Belém tem dúvidas constitucionais sobre lei que dá preferência a inquilinos. Veto à vista

Belém tem dúvidas constitucionais sobre lei que dá preferência a inquilinos. Veto à vista


A lei que Catarina Martins invocou estar por detrás da “infâmia” contra Robles deverá ser vetada por Marcelo


A lei que, no sábado, Catarina Martins disse que estava à espera de promulgação pelo Presidente – e que Belém se apressou a comunicar não ter ainda entrado nos serviços da Presidência – pode vir a ser objeto de veto político por parte de Marcelo Rebelo de Sousa, sabe o i. 

Os serviços jurídicos de Belém, apesar de ainda não terem o papel na mão, informaram-se sobre o articulado que foi aprovado na Assembleia da República e consideram que o texto tem várias inconstitucionalidades. Os juristas do Presidente acreditam que a obrigação de ser cumprido o direito de preferência do inquilino, em caso de o senhorio querer vender o prédio, colide com o princípio constitucional do direito à propriedade. 

Só na sexta-feira a lei deverá chegar a Belém, mas a avaliação prévia aponta para que esteja na calha mais um veto político. O envio para o Tribunal Constitucional está afastado – em dois anos e meios de mandato, Marcelo nunca enviou uma lei para o Tribunal Constitucional, ameaçando tornar-se o Presidente que menos trabalho dá aos juízes do Palácio Ratton.

Um outro aspeto preocupa os juristas de Belém relativamente à lei que dá ao inquilino o direito de preferência no caso de o proprietário decidir vender o prédio todo: o facto de entenderem que a lei parece ser feita à medida para travar a venda dos 2 mil imóveis da Fidelidade. E uma lei ad hominem também não tem o apoio da Presidência. O caso da Fidelidade foi apontado claramente pelo Bloco de Esquerda como um dos processos que seria inviabilizado com a nova lei em vigor. 

O decreto da Assembleia, aprovado a 18 de julho, altera o Código Civil “efetivando o direito de preferência pelos arrendatários na alienação do locado e garantindo plenamente esse direito”. Ou seja, independentemente do tempo que o inquilino residir na casa, terá sempre direito de preferência relativamente a outro comprador.
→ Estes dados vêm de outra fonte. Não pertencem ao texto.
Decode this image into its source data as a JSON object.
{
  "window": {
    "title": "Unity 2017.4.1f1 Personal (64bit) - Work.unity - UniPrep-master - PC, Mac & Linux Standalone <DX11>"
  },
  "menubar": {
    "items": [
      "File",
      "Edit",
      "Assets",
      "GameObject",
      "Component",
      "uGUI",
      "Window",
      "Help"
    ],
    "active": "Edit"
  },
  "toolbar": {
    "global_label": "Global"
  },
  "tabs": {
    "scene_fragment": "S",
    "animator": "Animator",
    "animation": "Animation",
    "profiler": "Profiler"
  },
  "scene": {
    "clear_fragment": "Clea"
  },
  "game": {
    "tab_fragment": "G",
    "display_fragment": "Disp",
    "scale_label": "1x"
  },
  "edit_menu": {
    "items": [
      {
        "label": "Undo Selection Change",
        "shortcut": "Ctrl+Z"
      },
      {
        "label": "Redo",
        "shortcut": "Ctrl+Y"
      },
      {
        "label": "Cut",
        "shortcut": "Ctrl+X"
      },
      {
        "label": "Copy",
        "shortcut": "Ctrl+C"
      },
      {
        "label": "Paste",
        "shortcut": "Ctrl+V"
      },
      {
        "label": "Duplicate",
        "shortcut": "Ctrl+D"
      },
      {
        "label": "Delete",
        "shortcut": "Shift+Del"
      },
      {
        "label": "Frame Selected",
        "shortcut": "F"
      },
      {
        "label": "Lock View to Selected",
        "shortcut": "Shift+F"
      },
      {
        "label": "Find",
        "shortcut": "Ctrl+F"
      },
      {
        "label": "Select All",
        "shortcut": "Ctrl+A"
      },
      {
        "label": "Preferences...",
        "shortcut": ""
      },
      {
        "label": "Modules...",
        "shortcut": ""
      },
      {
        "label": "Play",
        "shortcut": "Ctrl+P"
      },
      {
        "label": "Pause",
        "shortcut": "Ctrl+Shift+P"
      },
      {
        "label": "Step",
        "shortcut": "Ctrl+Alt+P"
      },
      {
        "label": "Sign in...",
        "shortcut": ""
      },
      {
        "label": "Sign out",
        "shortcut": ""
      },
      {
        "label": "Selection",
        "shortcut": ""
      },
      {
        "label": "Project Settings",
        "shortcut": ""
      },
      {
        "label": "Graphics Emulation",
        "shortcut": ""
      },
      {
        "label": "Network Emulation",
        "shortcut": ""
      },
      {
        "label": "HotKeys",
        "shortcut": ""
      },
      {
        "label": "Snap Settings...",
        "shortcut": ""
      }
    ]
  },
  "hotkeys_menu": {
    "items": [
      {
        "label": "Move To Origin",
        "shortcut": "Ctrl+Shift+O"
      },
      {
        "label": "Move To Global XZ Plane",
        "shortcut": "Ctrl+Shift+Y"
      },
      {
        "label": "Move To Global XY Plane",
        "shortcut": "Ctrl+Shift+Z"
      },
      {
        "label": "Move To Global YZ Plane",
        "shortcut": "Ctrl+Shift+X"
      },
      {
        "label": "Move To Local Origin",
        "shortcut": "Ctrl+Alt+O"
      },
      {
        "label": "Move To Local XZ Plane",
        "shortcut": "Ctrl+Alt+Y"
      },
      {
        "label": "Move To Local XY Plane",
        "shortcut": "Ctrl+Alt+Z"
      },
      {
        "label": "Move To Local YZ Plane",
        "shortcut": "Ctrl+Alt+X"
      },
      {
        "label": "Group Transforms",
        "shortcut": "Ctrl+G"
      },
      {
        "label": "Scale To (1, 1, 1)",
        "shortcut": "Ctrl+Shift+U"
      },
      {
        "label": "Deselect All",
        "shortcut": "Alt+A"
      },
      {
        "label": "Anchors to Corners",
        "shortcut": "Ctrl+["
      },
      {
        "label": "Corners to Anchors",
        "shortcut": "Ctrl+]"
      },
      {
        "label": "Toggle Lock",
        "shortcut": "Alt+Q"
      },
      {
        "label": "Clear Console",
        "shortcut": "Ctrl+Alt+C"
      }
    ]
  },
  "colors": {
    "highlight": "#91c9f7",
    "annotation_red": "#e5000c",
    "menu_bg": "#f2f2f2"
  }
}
E esse direito existirá mesmo se o prédio não estiver dividido em propriedade horizontal. 

Diz a lei: “Caso o obrigado à preferência pretenda vender um imóvel não sujeito ao regime da propriedade horizontal, podem os arrendatários do mesmo, que assim o pretendam, exercer os seus direitos de preferência em conjunto, adquirindo, na proporção, a totalidade do imóvel em compropriedade”. 

Quem é o pai da lei? Depois de Catarina Martins ter insinuado que haveria uma campanha contra Ricardo Robles, até porque estava por dias a entrada em vigor de uma lei que obriga os proprietários a darem direito de preferência aos inquilinos na compra dos imóveis, o PCP reclamou oficialmente a paternidade do projeto. António Filipe fez o esclarecimento no Facebook: “Só para que conste: o texto final do diploma (que ainda não seguiu para Belém, mas seguirá em breve) sobre direito de preferência dos inquilinos na compra da habitação em que vivem (que abrange o conhecido caso da Fidelidade) resultou de uma proposta na especialidade apresentada pelo PCP.”

No sábado, Catarina Martins falou pela primeira vez do caso Ricardo Robles e invocou que as notícias que davam conta de que Robles era coproprietário de um prédio que comprou por 347 mil euros e pôs à venda por 5,7 milhões – conforme noticiou o “Jornal Económico” – aconteciam porque o que o Bloco de Esquerda “está a fazer está a incomodar os interesses imobiliários”. 

A coordenadora do Bloco de Esquerda associava o caso Robles à lei que agora o Presidente da República se prepara para vetar, segundo apurou o i.

 “Isso acontece na mesma altura em que o parlamento aprovou legislação importante para proteger os inquilinos e em que aguardamos, por exemplo, a promulgação a breve trecho do direito de preferência sobre a propriedade que permite que o inquilino possa comprar só a sua fração quando o senhorio quer vender todo o empreendimento e, por isso, será um grande obstáculo a negócios que estão a ser preparados, nomeadamente a Fidelidade, que quer vender um enorme número de prédios em várias zonas do país”, disse Catarina Martins, contextualizando assim a sua veemente defesa de Ricardo Robles.

A lei, de facto, ainda não saiu do parlamento, onde está a passar pelos últimos retoques técnicos, e o Presidente da República prontamente desmentiu que “a promulgação” venha a acontecer “a breve trecho”, já que ainda não tinha dado entrada em Belém.

Só que não é o simples facto de a lei não ter chegado à Presidência que inviabiliza a rápida promulgação – é que o Presidente acha que ela é inconstitucional e o veto político está à vista.